My family loves talking fast. They also love playfully shouting at each other at the top of their lungs. And then there’s me, frantically trying to figure out what my family says as they rapidly yell at me while smiling and laughing.

Fortunately, I was able to put these troublesome problems to the side one morning, when I had figured out what I needed to wear in order to go working with my host father to tend the bulls on horseback. Quite pleased with myself, I put on khakis, a long sleeved tan shirt, a hat, and tan Polo shoes. So pleased in fact, that I was able to ignore my brother’s raised eyebrow as he sat there in real workers clothes (denim and boots), staring at my Polo shoes.

My confidence waned as I approached the horse. It’s been about five years since I last rode a horse. By my host father’s instructions, I mounted the horse, and then managed to completely forget everything I once knew about horses. What was I supposed to say to get the horse to start moving? Bora, Portuguese slang for “let’s go,” or was I supposed to pull back on the reins to start moving…no that would pull the horse’s head back…I had to spank it or something. And then right on cue, my host father handed me a stick with a loop at the end where my hand was supposed to go.
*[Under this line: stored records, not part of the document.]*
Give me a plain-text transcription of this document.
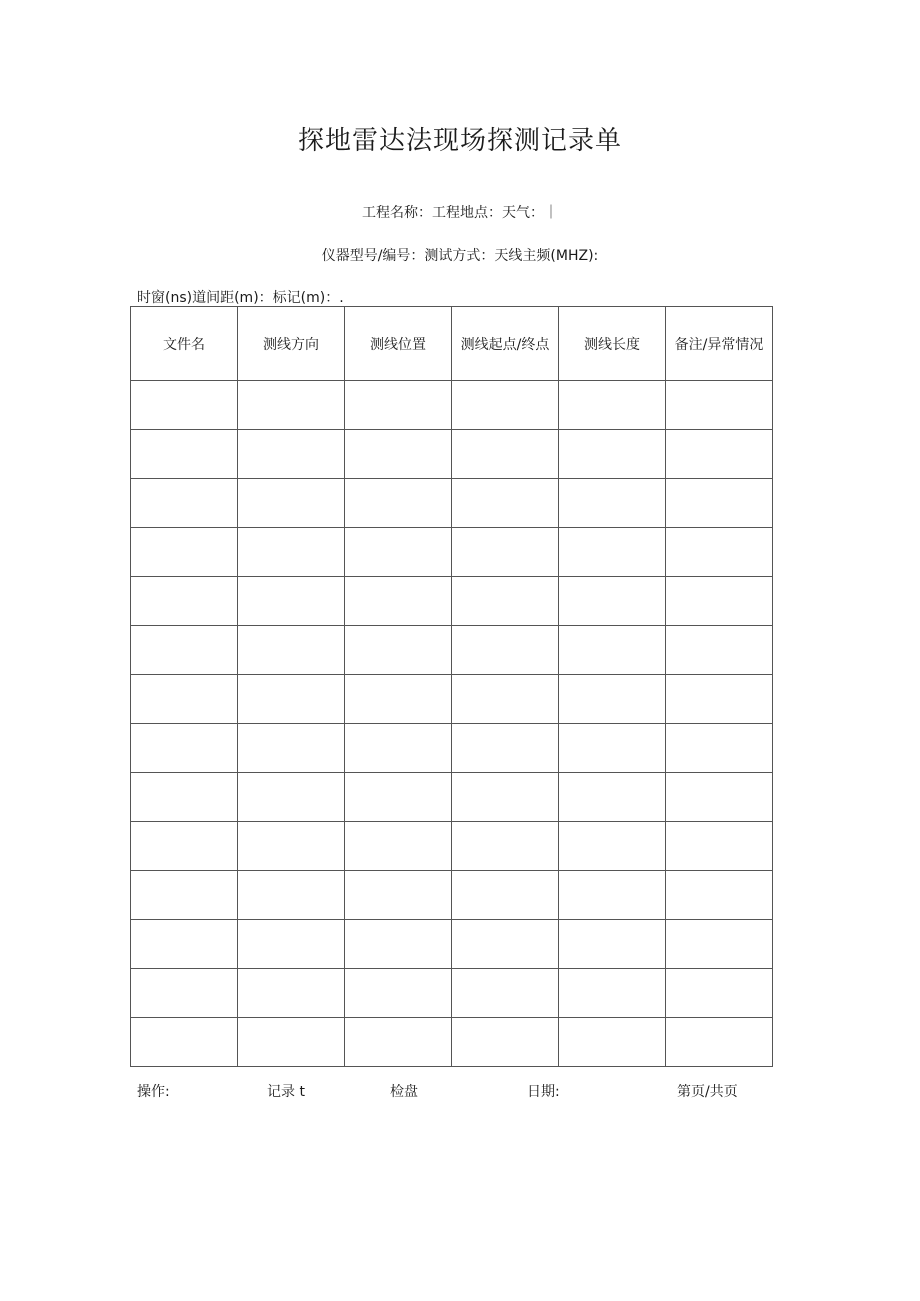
探地雷达法现场探测记录单
工程名称：工程地点：天气：｜
仪器型号/编号：测试方式：天线主频(MHZ):
时窗(ns)道间距(m)：标记(m)：.
文件名	测线方向	测线位置	测线起点/终点	测线长度	备注/异常情况

操作:	记录 t	检盘	日期:	第页/共页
He then went ahead and mounted his horse and started moving without hitting the horse or saying anything. I was still uncomfortably moving around in my seat trying to think of those few lessons years back that would explain everything when all of the sudden, the horse started moving. He turned his head and gave me a look that said, “Silly amateur horse rider doesn’t know what he’s doing” and proceeded to follow my host father through the gap in the fence.

I had forgotten how uncomfortable horseback riding was. As my right thigh was getting sore, I became determined to make conversation with my host father. My host father is an older guy, seventy-three years old, without teeth, and many lines from his eyes suggesting a happy life so far. I asked him about what the different trees were called, whether the land was owned by the community we’re living in, and so on. I have trouble understanding when people speak Portuguese, so I’ve gotten a tendency to repeat anything someone says to me.

The rest of the day passed without me doing much. As I barely knew how to ride a horse, there would be no way I could lasso and do other cowboy-ish things at the same time with my host father. So I rode around my horse as my host father and uncle repaired a fence, rounded up some cattle and horses, and gave a shot to a sick calf.

That day reminds me of a very key point: I am here to learn, not to impose values. Everyone here understands the animals and the land more than me. My goal, clearly, is to lasso something by the end of my stay here.